To help it fulfil its obligations the Remuneration Committee shall:
- have full authority to appoint remuneration consultants and to commission or purchase any reports, surveys or information which it deems necessary at the expense of the company but within any budgetary restraints reasonably imposed by the Board;
- be exclusively responsible for establishing the selection criteria, selecting, appointing and setting the terms of reference for any remuneration consultants who advise the Remuneration Committee.

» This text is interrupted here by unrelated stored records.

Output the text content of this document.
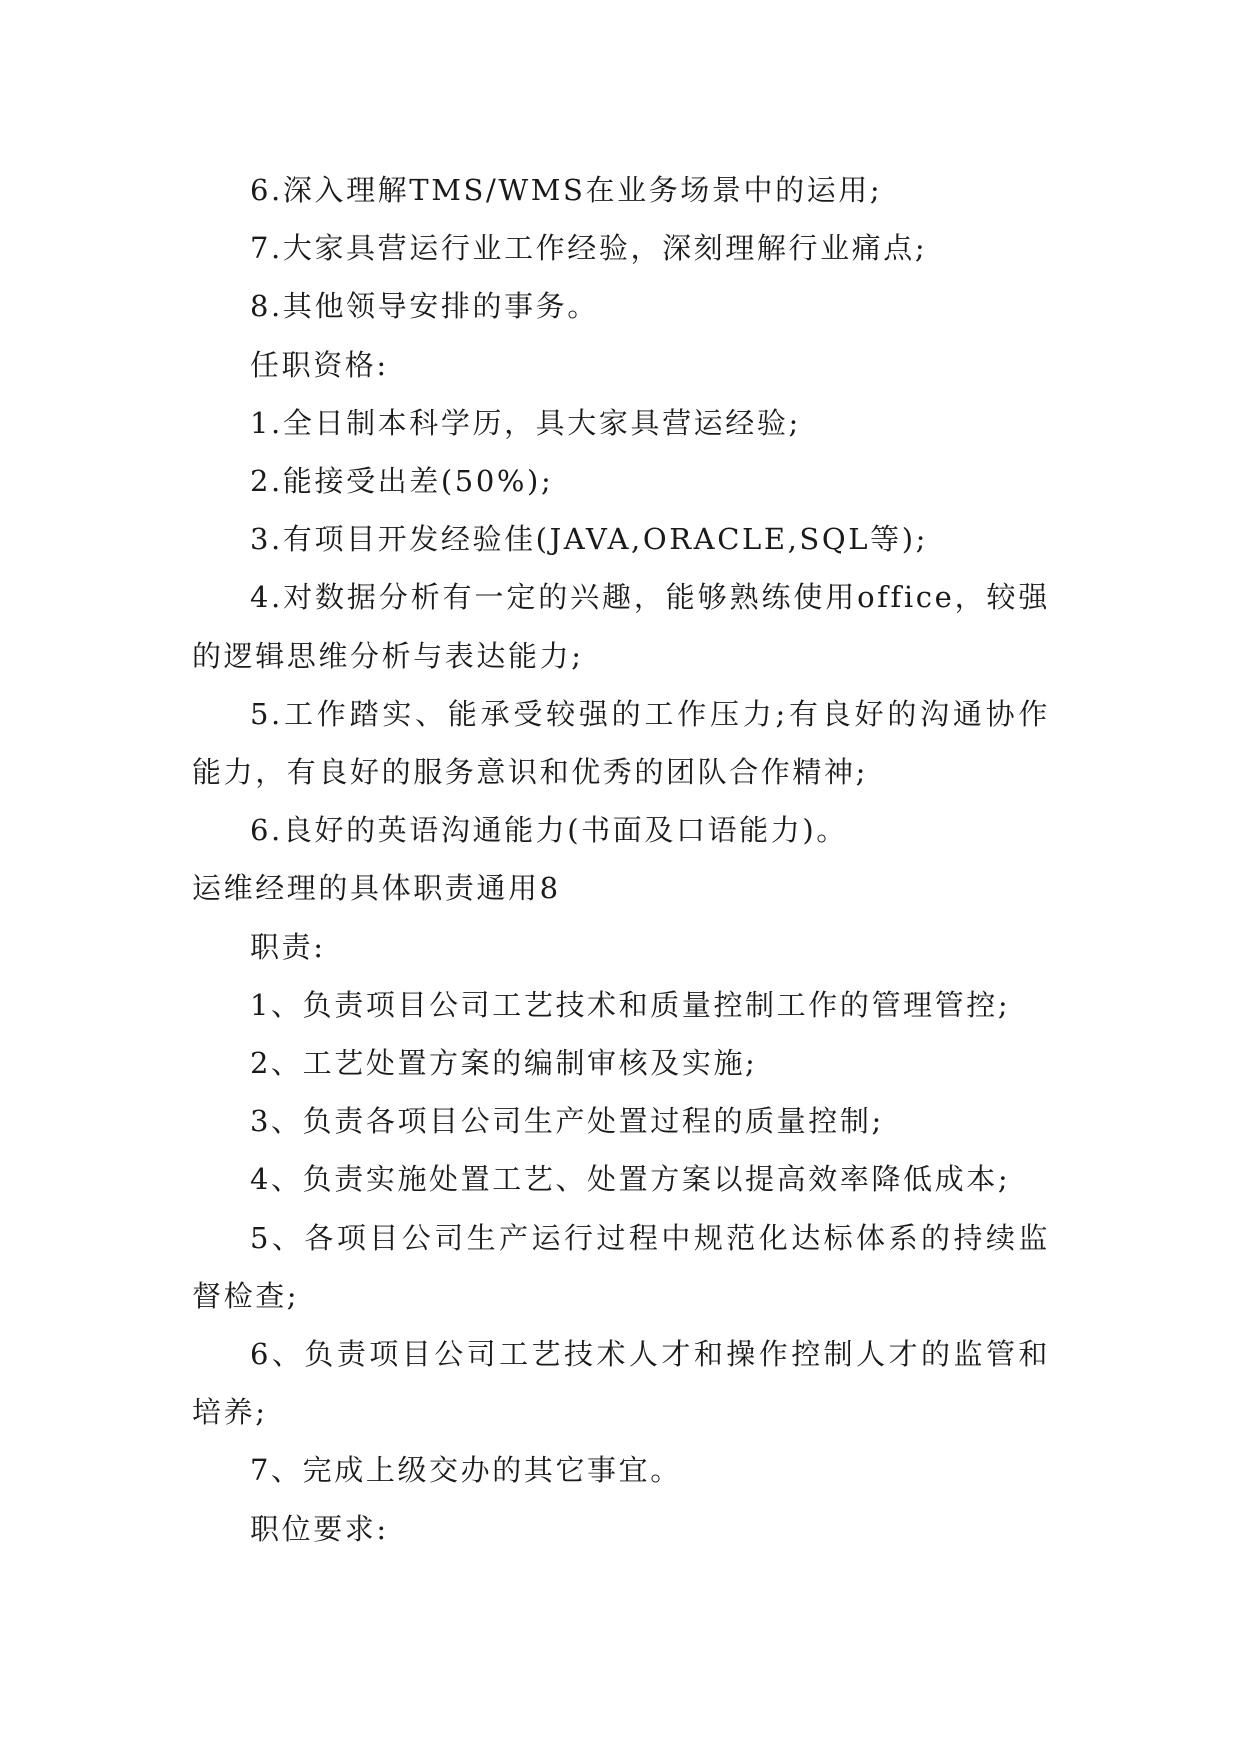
6.深入理解TMS/WMS在业务场景中的运用;

7.大家具营运行业工作经验，深刻理解行业痛点;

8.其他领导安排的事务。

任职资格:

1.全日制本科学历，具大家具营运经验;

2.能接受出差(50%);

3.有项目开发经验佳(JAVA,ORACLE,SQL等);

4.对数据分析有一定的兴趣，能够熟练使用office，较强的逻辑思维分析与表达能力;

5.工作踏实、能承受较强的工作压力;有良好的沟通协作能力，有良好的服务意识和优秀的团队合作精神;

6.良好的英语沟通能力(书面及口语能力)。

运维经理的具体职责通用8

职责:

1、负责项目公司工艺技术和质量控制工作的管理管控;

2、工艺处置方案的编制审核及实施;

3、负责各项目公司生产处置过程的质量控制;

4、负责实施处置工艺、处置方案以提高效率降低成本;

5、各项目公司生产运行过程中规范化达标体系的持续监督检查;

6、负责项目公司工艺技术人才和操作控制人才的监管和培养;

7、完成上级交办的其它事宜。

职位要求:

In determining remuneration policy, the Remuneration Committee shall take into account all factors which it deems necessary including relevant legal and regulatory requirements, the provisions and recommendations of the Code and associated guidance. The objective of such policy shall be to attract, retain and motivate executive management of the quality required to run the company successfully without paying more than is necessary, having regard to views of shareholders and other stakeholders. The remuneration policy should have regard to the risk appetite of the company and alignment to the company’s long strategic term goals. A significant proportion of remuneration should be structured so as to link rewards to corporate and individual performance and designed to promote the long-term success of the company.

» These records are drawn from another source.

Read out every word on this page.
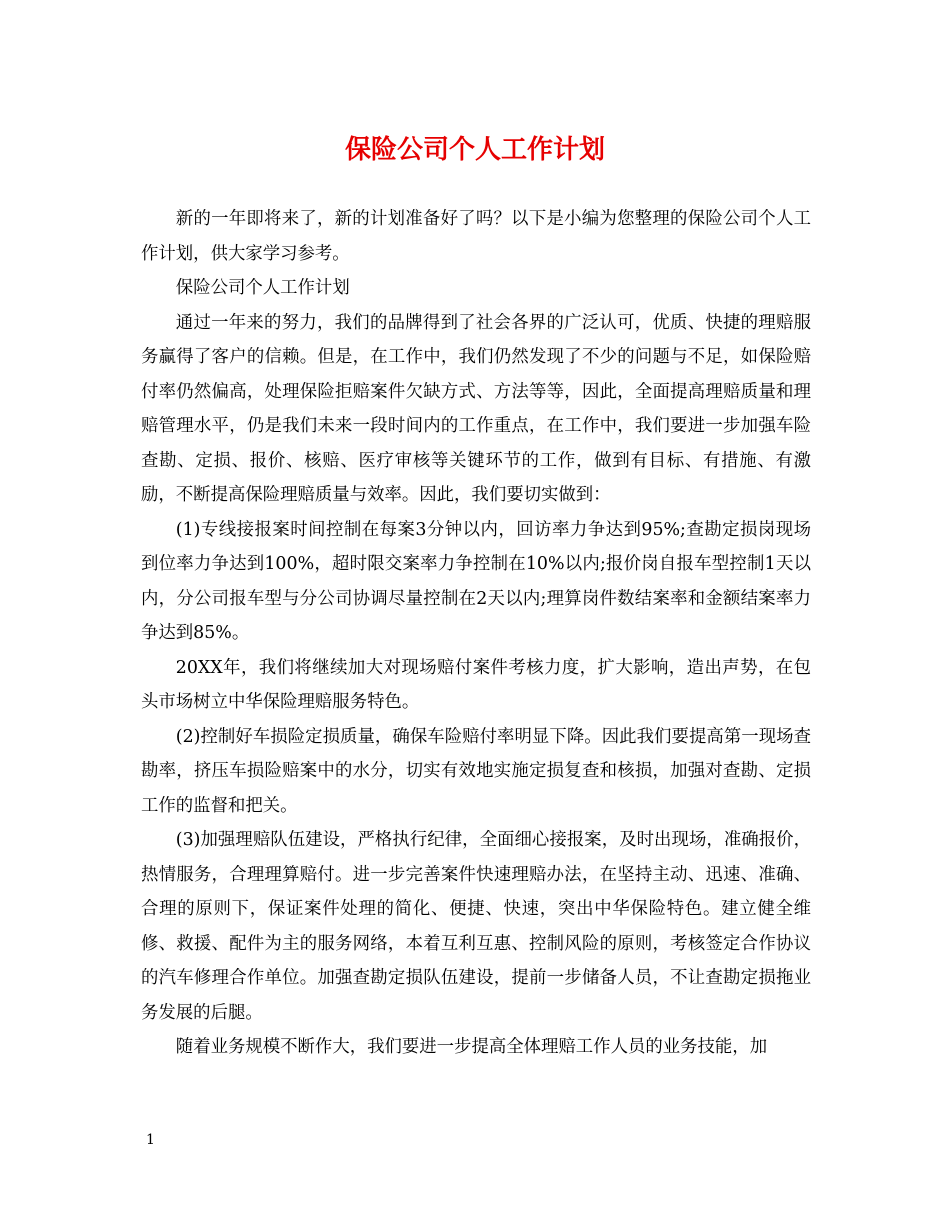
保险公司个人工作计划

新的一年即将来了，新的计划准备好了吗？以下是小编为您整理的保险公司个人工作计划，供大家学习参考。

保险公司个人工作计划

通过一年来的努力，我们的品牌得到了社会各界的广泛认可，优质、快捷的理赔服务赢得了客户的信赖。但是，在工作中，我们仍然发现了不少的问题与不足，如保险赔付率仍然偏高，处理保险拒赔案件欠缺方式、方法等等，因此，全面提高理赔质量和理赔管理水平，仍是我们未来一段时间内的工作重点，在工作中，我们要进一步加强车险查勘、定损、报价、核赔、医疗审核等关键环节的工作，做到有目标、有措施、有激励，不断提高保险理赔质量与效率。因此，我们要切实做到：

(1)专线接报案时间控制在每案3分钟以内，回访率力争达到95%;查勘定损岗现场到位率力争达到100%，超时限交案率力争控制在10%以内;报价岗自报车型控制1天以内，分公司报车型与分公司协调尽量控制在2天以内;理算岗件数结案率和金额结案率力争达到85%。

20XX年，我们将继续加大对现场赔付案件考核力度，扩大影响，造出声势，在包头市场树立中华保险理赔服务特色。

(2)控制好车损险定损质量，确保车险赔付率明显下降。因此我们要提高第一现场查勘率，挤压车损险赔案中的水分，切实有效地实施定损复查和核损，加强对查勘、定损工作的监督和把关。

(3)加强理赔队伍建设，严格执行纪律，全面细心接报案，及时出现场，准确报价，热情服务，合理理算赔付。进一步完善案件快速理赔办法，在坚持主动、迅速、准确、合理的原则下，保证案件处理的简化、便捷、快速，突出中华保险特色。建立健全维修、救援、配件为主的服务网络，本着互利互惠、控制风险的原则，考核签定合作协议的汽车修理合作单位。加强查勘定损队伍建设，提前一步储备人员，不让查勘定损拖业务发展的后腿。

随着业务规模不断作大，我们要进一步提高全体理赔工作人员的业务技能，加

1
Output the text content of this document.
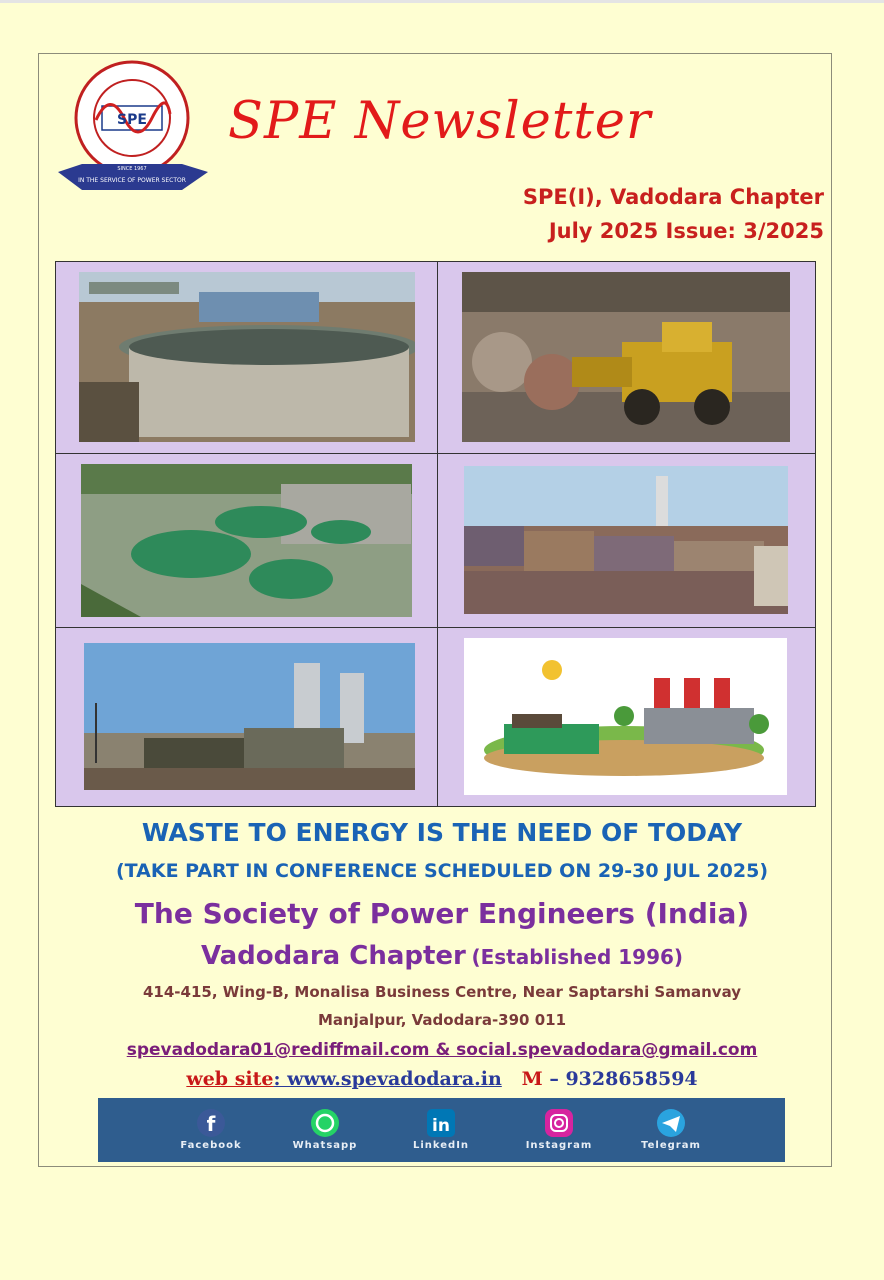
SPE
SINCE 1967
IN THE SERVICE OF POWER SECTOR
SPE Newsletter
SPE(I), Vadodara Chapter
July 2025 Issue: 3/2025
WASTE TO ENERGY IS THE NEED OF TODAY
(TAKE PART IN CONFERENCE SCHEDULED ON 29-30 JUL 2025)
The Society of Power Engineers (India)
Vadodara Chapter (Established 1996)
414-415, Wing-B, Monalisa Business Centre, Near Saptarshi Samanvay
Manjalpur, Vadodara-390 011
spevadodara01@rediffmail.com & social.spevadodara@gmail.com
web site: www.spevadodara.in M – 9328658594
f
Facebook	Whatsapp
in
LinkedIn	Instagram	Telegram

The Board itself should determine the remuneration of the non-executive directors within the limits set in the Articles of Association. No director or senior manager shall be involved in any decisions as to their own remuneration.
The Remuneration Committee Chairman shall report to the Board on its proceedings after each meeting on all matters within its duties and responsibilities.
The Remuneration Committee shall make whatever recommendations to the Board it deems appropriate on any area within its remit where action or improvement is needed.
The Remuneration Committee shall ensure that provisions regarding disclosure of information, including pensions, as set out in the Large and Medium-sized Companies and Groups (Accounts and Reports) Regulations 2008 and the Code, are fulfilled and produce a report of the company’s remuneration policy and practices to be included in the company’s annual report and ensure each year that it is put to shareholders for approval at the AGM.
If the Remuneration Committee has appointed remuneration consultants, the annual report of the company’s remuneration policy should identify such consultants and state whether they have any other connection with the company.
Through the Chairman of the Board, ensure that the company maintains contact as required with its principal shareholders about remuneration.
The Remuneration Committee shall:
- have access to sufficient resources in order to carry out its duties, including access to the company secretariat for assistance as required;
- be provided with appropriate and timely training, both in the form of an induction programme for new members and on an on-going basis for all members;
- give due consideration to laws, regulations and any published guidelines or recommendations regarding the remuneration of directors of listed/non listed companies and formation and operation of share schemes including but not limited to the provisions of the Code, the requirements of the UKListing Authority’s Listing, Prospectus and Disclosure and Transparency Rules as well as guidelines published by the Association of British Insurers and the National Association of Pension Funds and any other applicable rules, as appropriate;
- arrange for periodic reviews of its own performance and, at least annually, review its constitution and terms of reference to ensure it is operating at maximum effectiveness and recommend any changes it considers necessary to the Board for approval.